A good TTL will take on the personal responsibility of ensuring each team member, including him/herself, is continuously performing technically. This means nurturing growth and development and pushing team members out of their comfort zone in order to realise their potential. A TTL must take charge and be responsible for the calibre of work being produced by their team. This often means developing a culture of understanding of each team member’s role individually, and how their role benefits the team as a whole. When teams are producing technically proficient products and services — as a team — then real innovation can begin.
Another important responsibility for a TTL is the ability to cultivate a culture of innovation in the workplace. Only once a TTL has successfully instilled team support and technical excellence within the team can the process of innovation begin. As a famous artist once mused, “…only once you’ve mastered the rules are you able to break them…”, and this is true for any technical team. When a TTL creates an atmosphere where team members are encouraged and feel free to experiment, they begin to discover unconventional solutions to pesky problems. TTLs must continuously lift team spirits and display belief in each member’s ability in order to lead teams on adventures (and misadventures) of innovation. And when a team is constantly innovating, nothing can stop them.
Every team leader, in any team, needs to be highly proficient in organisation — of people, tasks, sub-teams, performance — the list goes on. TTLs need to have these innate leadership qualities and more. Not only must a good TTL be in complete control of their personal work, but also the collective team’s processes and results. They are responsible for organising the collective knowledge and information gathered by their team and make it available to full organisation. The team process is another major element TTLs need to stay on top of as this is the driving force behind execution and product/service delivery.
When deciding if a career path as a TTL is the one for you, there are a few things to understand and familiarise yourself with before you put your best foot forward. Perhaps the most common problem aspiring TTLs encounter is the idea that solely their technical abilities (developing) will be enough to make them a good leader. This is false. Having amazing technical abilities can only get you so far.

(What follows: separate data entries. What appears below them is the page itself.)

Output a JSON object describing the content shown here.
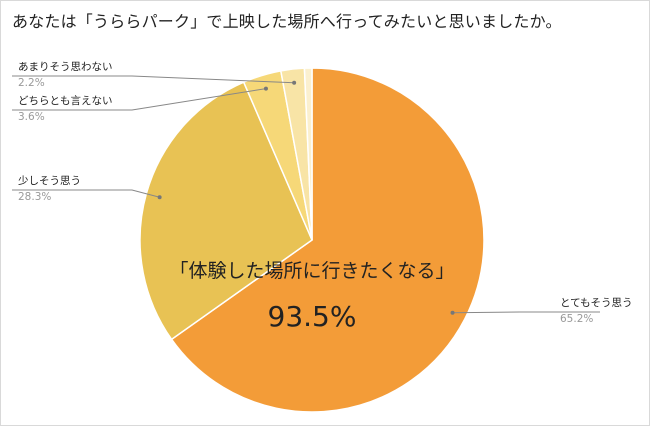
{
  "title": "あなたは「うららパーク」で上映した場所へ行ってみたいと思いましたか。",
  "chart_data": {
    "type": "pie",
    "title": "あなたは「うららパーク」で上映した場所へ行ってみたいと思いましたか。",
    "slices": [
      {
        "label": "とてもそう思う",
        "value": 65.2,
        "value_label": "65.2%",
        "color": "#f39c38"
      },
      {
        "label": "少しそう思う",
        "value": 28.3,
        "value_label": "28.3%",
        "color": "#e8c254"
      },
      {
        "label": "どちらとも言えない",
        "value": 3.6,
        "value_label": "3.6%",
        "color": "#f6d878"
      },
      {
        "label": "あまりそう思わない",
        "value": 2.2,
        "value_label": "2.2%",
        "color": "#f8e4a6"
      },
      {
        "label": "",
        "value": 0.7,
        "value_label": "",
        "color": "#fbf0cf"
      }
    ],
    "annotation": {
      "text": "「体験した場所に行きたくなる」",
      "value": "93.5%"
    }
  }
}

Being a leader who is capable of motivating a team, setting targets and goals for both individuals and the team as a whole, maintaining a steady eye on all the goings-on in the team, while still maintaining one’s own technical and leadership proficiency is a tall order — and one that not many fully realise until they are thrust into the position. Sure, being a hands-on developer and having great technical know-how is beneficial. But combining that with raw leadership skills calls for a particular type of character.
Being hands-on as a TTL is a virtue, especially when it comes to development. But there is a line that needs to be drawn between being involved (a good thing) and being too much involved and taking the power away from your team (a bad thing obviously). Knowing when to action items yourself and when to delegate tasks is something all leaders must identify and manage. TTLs can’t do everything on their own and most newbies try to do just that, to their team’s detriment. Striking a healthy balance of being involved at a granular level as well as a holistic one takes time to realise.
As with any team scenario where people work together for a common cause, communication is king. It is vital that TTLs wanting to make an impact are natural communicators. They are the ones calling the shots, motivating their team and maintaining the path to the team’s vision.